Hiçbir imparatorluk, kurucu unsurunun, kurucu ulusunun egemenlik yetkisini paylaştırarak ayakta kalmamıştır. Egemenlik yetkisinin paylaştırılması gibi sanılan mahallî yetkilendirmeler, ilgili bölgenin halkına “Senin hükümdarını belirleyeni unutma, patron benim!” demenin bir yoluydu. İngiltere Irak denen sun’i devlet kurulurken sözde Irak kralına tacını sıradan bir subayı ile giydirirken de bu mesajı veriyordu. “ Benim subayım, senden çok daha büyük ve güçlü bir imparatorun temsilcisi olarak sana isterse taç giydirir, isterse seni yok eder!” mesajını veriyordu. Nitekim Kanuni’nin Fransa kralına hitabında da onu kendi dengi görmemesi imparatorlukların “katılımcılık ve demokrasiyle” yönetilmediğini gösterir.

Gücün çok daha açık kullanıldığı devirlerin bir yönetim şekli olarak imparatorlukları günümüzün değer yargılarıyla yargılamak bu yüzden saçmadır.
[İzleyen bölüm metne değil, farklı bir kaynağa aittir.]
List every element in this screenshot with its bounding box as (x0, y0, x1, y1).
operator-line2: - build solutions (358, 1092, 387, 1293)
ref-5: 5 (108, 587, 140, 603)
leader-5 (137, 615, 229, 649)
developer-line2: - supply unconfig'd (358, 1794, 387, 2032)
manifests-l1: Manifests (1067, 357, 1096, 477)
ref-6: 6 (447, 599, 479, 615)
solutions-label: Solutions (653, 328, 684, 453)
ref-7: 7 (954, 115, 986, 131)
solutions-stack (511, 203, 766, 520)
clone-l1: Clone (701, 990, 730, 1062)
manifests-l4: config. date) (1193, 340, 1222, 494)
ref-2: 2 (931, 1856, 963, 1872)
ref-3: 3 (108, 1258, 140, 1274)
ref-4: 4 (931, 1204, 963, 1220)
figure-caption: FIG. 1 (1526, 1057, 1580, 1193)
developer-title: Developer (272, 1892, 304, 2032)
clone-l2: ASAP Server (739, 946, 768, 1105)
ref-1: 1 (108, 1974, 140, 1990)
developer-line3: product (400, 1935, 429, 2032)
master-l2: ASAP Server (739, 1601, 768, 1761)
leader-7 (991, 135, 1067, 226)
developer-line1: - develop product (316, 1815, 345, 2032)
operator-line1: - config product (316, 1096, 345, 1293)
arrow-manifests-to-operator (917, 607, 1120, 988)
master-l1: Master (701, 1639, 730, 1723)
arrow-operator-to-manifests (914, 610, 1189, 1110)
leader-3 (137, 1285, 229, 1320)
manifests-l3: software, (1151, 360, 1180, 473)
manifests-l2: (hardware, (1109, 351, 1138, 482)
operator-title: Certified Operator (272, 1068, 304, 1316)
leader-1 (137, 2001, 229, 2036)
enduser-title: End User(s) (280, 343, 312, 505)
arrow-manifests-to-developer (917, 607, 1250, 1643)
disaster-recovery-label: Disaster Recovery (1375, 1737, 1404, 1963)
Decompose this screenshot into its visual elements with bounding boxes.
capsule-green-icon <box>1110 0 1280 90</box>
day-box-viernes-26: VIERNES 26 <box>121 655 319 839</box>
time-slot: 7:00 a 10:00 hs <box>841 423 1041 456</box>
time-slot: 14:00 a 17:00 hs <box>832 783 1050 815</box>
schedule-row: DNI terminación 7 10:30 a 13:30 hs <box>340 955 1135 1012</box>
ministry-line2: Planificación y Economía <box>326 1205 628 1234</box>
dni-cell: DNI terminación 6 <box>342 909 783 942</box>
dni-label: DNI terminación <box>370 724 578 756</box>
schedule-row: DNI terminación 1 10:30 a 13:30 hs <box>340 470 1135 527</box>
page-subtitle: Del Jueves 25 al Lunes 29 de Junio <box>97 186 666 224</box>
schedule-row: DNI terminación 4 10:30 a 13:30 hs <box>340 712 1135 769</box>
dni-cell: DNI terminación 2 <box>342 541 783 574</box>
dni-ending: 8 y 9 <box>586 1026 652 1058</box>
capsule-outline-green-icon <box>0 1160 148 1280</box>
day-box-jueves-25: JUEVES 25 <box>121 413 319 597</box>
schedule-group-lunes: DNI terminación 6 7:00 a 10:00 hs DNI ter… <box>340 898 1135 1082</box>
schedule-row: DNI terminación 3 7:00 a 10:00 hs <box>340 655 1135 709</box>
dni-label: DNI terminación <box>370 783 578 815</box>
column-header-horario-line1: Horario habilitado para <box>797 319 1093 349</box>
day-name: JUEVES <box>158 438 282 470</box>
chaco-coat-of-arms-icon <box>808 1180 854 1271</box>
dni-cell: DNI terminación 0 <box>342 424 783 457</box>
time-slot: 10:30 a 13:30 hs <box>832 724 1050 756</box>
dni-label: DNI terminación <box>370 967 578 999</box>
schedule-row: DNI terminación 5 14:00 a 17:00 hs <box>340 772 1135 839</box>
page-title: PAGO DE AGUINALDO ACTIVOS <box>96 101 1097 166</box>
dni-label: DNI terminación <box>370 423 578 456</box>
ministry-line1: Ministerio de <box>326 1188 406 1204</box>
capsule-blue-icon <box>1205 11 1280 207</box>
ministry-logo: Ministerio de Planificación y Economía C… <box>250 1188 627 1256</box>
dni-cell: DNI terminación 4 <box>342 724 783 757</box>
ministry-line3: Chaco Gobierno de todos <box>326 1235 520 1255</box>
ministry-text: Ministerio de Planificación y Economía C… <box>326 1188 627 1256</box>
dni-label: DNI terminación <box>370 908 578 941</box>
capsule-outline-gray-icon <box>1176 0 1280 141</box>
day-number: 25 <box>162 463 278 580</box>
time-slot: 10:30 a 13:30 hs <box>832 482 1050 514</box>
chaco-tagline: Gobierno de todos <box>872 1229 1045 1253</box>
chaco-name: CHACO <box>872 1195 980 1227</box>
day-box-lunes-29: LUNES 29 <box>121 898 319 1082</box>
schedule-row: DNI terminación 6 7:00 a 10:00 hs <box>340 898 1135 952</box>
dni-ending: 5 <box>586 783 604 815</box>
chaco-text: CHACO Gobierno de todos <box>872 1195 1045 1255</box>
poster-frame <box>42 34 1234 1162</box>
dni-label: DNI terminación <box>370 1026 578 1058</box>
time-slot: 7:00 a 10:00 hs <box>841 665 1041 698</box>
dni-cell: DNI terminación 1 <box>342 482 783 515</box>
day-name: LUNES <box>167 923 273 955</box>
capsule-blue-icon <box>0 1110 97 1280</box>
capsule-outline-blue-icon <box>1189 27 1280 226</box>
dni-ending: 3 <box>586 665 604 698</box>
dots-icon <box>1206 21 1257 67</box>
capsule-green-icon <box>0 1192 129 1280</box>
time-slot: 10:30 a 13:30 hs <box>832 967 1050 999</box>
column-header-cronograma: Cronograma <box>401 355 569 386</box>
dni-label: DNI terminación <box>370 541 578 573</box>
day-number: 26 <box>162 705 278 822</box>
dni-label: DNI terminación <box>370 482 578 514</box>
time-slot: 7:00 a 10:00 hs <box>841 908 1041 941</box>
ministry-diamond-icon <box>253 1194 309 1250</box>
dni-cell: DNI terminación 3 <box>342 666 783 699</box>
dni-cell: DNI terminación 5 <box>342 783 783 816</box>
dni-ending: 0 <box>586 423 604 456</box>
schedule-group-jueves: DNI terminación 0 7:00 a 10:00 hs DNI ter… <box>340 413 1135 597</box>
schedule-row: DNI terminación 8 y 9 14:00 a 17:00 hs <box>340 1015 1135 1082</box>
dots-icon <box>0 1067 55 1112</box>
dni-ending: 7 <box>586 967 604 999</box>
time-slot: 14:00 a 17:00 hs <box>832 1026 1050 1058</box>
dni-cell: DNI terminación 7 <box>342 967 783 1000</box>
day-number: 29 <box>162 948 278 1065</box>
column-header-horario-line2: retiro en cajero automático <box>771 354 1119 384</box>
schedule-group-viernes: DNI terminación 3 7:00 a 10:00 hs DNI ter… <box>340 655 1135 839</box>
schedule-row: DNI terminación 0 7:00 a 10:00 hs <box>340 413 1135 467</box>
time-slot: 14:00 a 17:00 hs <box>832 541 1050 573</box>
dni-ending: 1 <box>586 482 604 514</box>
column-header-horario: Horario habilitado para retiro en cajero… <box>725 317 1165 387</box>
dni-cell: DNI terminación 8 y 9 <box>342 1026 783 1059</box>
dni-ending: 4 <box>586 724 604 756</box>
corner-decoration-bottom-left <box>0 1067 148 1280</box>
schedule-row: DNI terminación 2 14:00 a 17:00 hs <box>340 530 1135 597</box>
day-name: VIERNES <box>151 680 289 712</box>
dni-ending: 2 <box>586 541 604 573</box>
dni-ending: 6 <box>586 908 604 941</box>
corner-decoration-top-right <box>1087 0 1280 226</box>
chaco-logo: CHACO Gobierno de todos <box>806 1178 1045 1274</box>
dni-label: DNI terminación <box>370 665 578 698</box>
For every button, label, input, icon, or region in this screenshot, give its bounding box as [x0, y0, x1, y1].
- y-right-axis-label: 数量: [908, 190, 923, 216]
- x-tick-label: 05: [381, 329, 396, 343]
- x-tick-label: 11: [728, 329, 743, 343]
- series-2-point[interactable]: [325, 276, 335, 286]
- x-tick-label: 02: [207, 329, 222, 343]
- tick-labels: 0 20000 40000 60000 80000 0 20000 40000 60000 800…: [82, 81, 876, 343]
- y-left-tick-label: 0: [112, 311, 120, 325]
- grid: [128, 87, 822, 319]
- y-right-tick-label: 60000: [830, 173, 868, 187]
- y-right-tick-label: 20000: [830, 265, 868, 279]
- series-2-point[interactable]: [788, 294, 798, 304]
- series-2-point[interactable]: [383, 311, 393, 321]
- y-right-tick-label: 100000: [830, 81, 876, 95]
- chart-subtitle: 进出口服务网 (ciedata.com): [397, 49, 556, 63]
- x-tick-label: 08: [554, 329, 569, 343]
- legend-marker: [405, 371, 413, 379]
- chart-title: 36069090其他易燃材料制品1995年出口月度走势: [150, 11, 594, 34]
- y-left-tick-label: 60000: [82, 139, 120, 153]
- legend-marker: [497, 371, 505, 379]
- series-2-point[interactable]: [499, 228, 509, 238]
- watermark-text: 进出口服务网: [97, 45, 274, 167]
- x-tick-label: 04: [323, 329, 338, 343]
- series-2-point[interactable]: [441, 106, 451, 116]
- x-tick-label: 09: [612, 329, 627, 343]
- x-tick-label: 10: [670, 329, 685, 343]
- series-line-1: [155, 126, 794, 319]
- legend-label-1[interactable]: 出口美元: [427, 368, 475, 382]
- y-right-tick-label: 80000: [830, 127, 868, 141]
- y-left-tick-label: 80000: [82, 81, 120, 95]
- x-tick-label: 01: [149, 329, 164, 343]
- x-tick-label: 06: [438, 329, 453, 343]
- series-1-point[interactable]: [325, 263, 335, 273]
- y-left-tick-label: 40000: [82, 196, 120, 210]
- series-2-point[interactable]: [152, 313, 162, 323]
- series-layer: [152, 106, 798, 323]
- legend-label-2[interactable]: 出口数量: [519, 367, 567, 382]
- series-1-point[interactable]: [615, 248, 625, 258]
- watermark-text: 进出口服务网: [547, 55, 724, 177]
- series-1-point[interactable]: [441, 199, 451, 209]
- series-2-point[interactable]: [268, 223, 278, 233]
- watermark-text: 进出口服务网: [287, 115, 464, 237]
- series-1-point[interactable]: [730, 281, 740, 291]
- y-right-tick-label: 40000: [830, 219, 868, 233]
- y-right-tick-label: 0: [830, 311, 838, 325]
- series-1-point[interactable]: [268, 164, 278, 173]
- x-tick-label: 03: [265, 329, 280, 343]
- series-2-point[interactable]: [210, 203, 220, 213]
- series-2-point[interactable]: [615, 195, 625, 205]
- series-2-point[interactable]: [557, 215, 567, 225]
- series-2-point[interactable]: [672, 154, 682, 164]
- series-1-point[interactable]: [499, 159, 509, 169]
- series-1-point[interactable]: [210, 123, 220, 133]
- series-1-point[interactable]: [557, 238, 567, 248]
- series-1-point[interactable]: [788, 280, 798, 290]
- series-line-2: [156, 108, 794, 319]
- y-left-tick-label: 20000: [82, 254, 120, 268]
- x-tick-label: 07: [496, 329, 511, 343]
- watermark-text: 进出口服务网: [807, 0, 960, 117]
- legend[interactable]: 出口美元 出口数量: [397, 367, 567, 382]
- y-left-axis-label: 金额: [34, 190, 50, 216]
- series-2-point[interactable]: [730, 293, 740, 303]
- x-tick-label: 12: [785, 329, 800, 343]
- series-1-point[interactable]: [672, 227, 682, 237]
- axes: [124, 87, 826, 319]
Buna mukabil, günümüzün modern siyasetini oluşturan bütün kurumlar ise mutlaka milletleşmeyle ilgili olarak gelişmiştir. Çünkü imparatorluklar yalnıza “millet dışı unsurları” güçle birleştiren mekanizmalar değildi. İmparatorluklar, milletleşmesini gerçekleştirmiş kavimlerin, kendilerini birleştiren değerlerin, dünyanın geri kalanına egemen kılmak gayretlerinin ifadesiydiler.

Osmanlı en zayıf devrinde bile Türk devleti olduğunun bilincindeydi ve bu yüzdendir ki 1876 Anayasası’nda resmî dil Türkçe olarak belirtiliyordu.

Bir haritaya anlam veren, onun büyüklüğü değil, büyüklüğünün hangi değerlerle doldurulduğudur. Şol sebeptendir ki eğer dünyanın yarısını kaplayacak bir imparatorluk hayal ediyor iseniz bu haritanın içini, altın ibrikle taharetlenen, görmemiş petrol zenginlerinin çarpık adetleriyle mi yoksa kefenini giyip kendinden on kat kalabalık bir orduya şeksiz ve şüphesiz hücum eden “erlerin” örfüyle mi doldurmak istediğinize dikkat etmelisiniz.